11.02.2014
Kindheitswissenschaften
international: Deutschland in Genf vor dem UN-Kinderrechteausschuss
Was
machen eigentlich Kindheitswissenschaftlerinnen und
Kindheitswissenschaftler? Unter anderem beschäftigen sie sich mit
der Bekanntmachung und Umsetzung der von Deutschland 1992
unterzeichneten UN-Kinderrechtskonvention. Darin geht es um Schutz-,
Förderungs- und Beteiligungsrechte z.B. in den Bereichen Bildung,
Gesundheit, Freizeit und Kultur. Zu diesem Zweck ist der Studiengang
für Angewandte Kindheitswissenschaften nun Mitglied in der
bundesweiten Vereinigung von Kinderrechtsorganisationen,
Familien-Vereinen und Sozialverbänden namens „National Coalition“.
Sie hat die in der UN-Kinderrechtskonvention festgeschriebene Aufgabe
als Nichtregierungsorganisation die regierungsamtlichen Maßnahmen
und Berichte zur Umsetzung der Kinderrechte zu überprüfen.
Wie
alle Staaten, die die UN-Kinderrechtskonvention unterzeichnet haben,
muss auch die deutsche Regierung mit ihren Ministeriumsvertretern dem
Kinderrechte-Ausschuss der Vereinten Nationen in Genf alle fünf
Jahre Rede und Antwort stehen.

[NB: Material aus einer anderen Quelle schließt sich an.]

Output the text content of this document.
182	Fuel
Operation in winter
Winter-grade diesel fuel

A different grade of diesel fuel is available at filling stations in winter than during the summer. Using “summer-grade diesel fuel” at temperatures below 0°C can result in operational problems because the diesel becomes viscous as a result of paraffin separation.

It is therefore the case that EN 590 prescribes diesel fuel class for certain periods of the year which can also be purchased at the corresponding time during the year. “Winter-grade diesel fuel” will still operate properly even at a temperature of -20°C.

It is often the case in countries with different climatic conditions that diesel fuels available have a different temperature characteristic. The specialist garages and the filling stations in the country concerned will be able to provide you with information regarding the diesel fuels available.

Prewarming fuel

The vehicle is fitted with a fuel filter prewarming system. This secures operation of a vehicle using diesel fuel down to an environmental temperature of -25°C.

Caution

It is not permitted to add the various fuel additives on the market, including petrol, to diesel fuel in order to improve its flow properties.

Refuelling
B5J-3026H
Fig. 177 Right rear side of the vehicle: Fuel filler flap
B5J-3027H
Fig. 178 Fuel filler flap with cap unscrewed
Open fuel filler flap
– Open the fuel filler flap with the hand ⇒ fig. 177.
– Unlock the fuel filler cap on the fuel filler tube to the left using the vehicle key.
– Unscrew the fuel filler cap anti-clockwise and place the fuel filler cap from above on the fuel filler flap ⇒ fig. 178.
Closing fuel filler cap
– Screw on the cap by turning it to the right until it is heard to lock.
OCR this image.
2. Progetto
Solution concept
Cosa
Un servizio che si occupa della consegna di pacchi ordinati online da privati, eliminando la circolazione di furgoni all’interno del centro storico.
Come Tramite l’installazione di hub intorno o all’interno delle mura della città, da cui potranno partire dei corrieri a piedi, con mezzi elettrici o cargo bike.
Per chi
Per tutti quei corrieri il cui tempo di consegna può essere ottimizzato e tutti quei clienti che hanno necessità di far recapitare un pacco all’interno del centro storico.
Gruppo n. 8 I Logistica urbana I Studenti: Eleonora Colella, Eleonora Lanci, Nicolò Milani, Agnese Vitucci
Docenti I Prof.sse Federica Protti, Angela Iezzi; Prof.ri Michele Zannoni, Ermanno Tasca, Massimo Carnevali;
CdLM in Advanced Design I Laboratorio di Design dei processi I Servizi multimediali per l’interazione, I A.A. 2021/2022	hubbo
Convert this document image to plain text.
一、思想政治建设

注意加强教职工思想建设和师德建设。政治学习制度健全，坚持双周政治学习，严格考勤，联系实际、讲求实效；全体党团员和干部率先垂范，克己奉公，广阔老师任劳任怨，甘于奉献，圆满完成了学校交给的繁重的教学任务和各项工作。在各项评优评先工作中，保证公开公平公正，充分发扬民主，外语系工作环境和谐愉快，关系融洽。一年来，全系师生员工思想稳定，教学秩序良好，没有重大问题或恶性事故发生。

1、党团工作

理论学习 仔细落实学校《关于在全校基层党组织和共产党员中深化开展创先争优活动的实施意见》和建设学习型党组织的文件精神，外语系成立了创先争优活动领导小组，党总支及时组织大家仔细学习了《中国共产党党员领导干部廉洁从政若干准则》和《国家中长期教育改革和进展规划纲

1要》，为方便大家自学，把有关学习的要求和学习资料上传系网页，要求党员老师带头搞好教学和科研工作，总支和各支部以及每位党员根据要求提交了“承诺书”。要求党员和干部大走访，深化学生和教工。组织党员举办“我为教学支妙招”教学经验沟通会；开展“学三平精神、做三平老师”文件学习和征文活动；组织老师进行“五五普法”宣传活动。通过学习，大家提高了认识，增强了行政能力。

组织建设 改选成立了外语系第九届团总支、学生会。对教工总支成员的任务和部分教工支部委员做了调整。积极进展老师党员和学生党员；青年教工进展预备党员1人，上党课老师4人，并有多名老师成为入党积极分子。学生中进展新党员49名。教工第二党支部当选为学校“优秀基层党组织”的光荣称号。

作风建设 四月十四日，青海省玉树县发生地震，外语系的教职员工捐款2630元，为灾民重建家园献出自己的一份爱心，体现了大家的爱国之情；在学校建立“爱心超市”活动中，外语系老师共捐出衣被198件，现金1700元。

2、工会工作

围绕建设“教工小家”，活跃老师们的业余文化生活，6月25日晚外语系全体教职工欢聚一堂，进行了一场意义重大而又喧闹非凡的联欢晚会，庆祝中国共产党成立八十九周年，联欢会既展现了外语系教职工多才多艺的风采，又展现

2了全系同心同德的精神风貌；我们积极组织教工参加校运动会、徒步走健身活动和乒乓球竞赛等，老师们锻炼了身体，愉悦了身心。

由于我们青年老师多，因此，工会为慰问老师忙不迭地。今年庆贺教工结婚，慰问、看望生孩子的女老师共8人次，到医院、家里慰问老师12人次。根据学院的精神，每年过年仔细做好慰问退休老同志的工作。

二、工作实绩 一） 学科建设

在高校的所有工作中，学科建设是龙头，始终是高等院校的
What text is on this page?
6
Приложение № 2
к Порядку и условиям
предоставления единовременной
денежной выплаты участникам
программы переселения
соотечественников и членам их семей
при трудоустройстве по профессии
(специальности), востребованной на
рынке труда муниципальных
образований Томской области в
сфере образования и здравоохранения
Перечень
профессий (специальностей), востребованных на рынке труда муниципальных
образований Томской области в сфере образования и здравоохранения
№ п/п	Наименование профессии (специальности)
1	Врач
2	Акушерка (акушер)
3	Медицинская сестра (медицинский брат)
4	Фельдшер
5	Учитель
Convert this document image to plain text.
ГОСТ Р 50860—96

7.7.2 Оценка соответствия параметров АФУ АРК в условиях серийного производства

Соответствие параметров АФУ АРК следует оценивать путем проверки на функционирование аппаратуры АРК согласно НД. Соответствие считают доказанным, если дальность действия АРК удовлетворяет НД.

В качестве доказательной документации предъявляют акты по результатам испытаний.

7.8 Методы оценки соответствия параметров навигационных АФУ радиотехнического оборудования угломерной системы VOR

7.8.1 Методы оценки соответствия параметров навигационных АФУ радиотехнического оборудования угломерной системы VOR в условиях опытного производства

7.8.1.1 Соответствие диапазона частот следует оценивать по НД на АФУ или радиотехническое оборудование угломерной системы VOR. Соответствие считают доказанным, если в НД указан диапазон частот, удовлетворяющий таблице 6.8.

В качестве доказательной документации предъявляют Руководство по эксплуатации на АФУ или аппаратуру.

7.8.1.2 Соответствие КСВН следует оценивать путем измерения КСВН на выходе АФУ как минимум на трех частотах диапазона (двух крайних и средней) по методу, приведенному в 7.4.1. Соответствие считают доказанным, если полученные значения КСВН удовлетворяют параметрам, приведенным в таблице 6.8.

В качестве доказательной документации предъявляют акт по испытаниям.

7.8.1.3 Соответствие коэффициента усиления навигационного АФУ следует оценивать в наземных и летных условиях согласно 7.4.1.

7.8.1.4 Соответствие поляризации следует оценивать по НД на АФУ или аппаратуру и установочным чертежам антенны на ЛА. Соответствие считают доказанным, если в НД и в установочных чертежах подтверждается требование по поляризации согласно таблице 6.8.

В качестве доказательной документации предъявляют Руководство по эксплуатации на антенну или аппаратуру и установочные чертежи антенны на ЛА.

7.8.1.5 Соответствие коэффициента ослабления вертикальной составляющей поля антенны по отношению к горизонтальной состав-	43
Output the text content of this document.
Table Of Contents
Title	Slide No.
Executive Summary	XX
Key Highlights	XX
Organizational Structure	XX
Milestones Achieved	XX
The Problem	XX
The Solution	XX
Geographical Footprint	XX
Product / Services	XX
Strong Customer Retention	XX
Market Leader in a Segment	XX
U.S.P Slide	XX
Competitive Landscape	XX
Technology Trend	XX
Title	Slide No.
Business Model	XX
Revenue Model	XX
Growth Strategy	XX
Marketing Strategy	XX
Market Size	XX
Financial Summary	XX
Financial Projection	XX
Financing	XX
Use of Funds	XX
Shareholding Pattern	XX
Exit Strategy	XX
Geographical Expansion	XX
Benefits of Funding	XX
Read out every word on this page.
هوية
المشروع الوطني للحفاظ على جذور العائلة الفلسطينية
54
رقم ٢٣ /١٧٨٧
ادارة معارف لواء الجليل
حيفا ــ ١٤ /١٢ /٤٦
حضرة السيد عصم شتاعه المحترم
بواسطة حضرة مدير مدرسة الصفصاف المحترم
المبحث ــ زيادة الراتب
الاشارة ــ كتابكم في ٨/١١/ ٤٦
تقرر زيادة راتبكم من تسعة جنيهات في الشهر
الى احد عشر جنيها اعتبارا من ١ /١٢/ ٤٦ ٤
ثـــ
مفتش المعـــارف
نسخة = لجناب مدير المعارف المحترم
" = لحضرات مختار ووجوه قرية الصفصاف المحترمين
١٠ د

Da es sich dabei um so interessante
Themen wie Kinderarmut, Flüchtlingskinder, Kinderrechte ins
Grundgesetz, Kindersoldaten, Bildungschancen, Kindergesundheit,
Inklusion usw. handelt, ist ein solches Event bemerkenswert.
Am
27. Januar 2014 stand Deutschland vor dem UN-Kinderrechteausschuss in
Genf auf dem Prüfstand. Das Seminar „Kindheitswissenschaften in
die National Coalition“ hat den langen Weg bis dorthin verfolgt.
Anlässlich der Anhörung organisierten wir in unserer Hochschule
eine Liveübertragung des Dialogs von Genf nach Stendal. Veranstaltet
wurde dies in der FET-Bar. Dies ist eine, von Student(inn)en für
Student(inn)en bewirtschaftete Campus-Bar, die sich ebenfalls gut
dazu eignet, gemeinsamen Interessen einen Raum zu schaffen.
In
angenehmer Atmosphäre konnten wir verfolgen, wie Deutschland vor dem
Ausschuss
Rede
und Antwort stand. Stellvertretend für die Bundesrepublik war der
Staatssekretär des Familienministeriums Dr. Ralf Kleindiek vor Ort.
Nach einer kurzen Begrüßung seinerseits, behielten die
Ausschussmitglieder ihre vorbereiteten Fragen nicht lange für sich.
Herr Kleindiek zeigte sich im Auftakt durchaus selbstkritisch. Obwohl
in den letzten Jahren schon einiges in der Umsetzung der Kinderrechte
getan wurde, ist eine Verbesserung der Lage notwendig. Somit konnte
sich Deutschland auf einen umfangreichen Themenkatalog mit kritischen
Fragen gefasst machen. Folgende Themen fanden ihre Beachtung: Wie
verbreitet ist die Kinderarmut? Schützen deutsche Firmen im Ausland
die Kinderrechte? Wie sieht es mit Maßnahmen gegen Gewalt in
Familien und gegen Mobbing in der Schule aus? Welchen
Diskriminierungen sind Flüchtlingskinder und Kinder in Asylverfahren
ausgesetzt? Wie weit ist die Umsetzung einer Monitoring-Stelle in
Deutschland?
Monitoring-Stellen
in Deutschland
Ein
für Kindheitswissenschaftler_innen interessanter und aktueller Punkt
war der Dialog um den Ausbau von sogenannten Monitoring-Stellen zur
Sammlung und Überprüfung der Daten über die Umsetzung der
Kinderrechte und das Individualbeschwerdeverfahren in Deutschland.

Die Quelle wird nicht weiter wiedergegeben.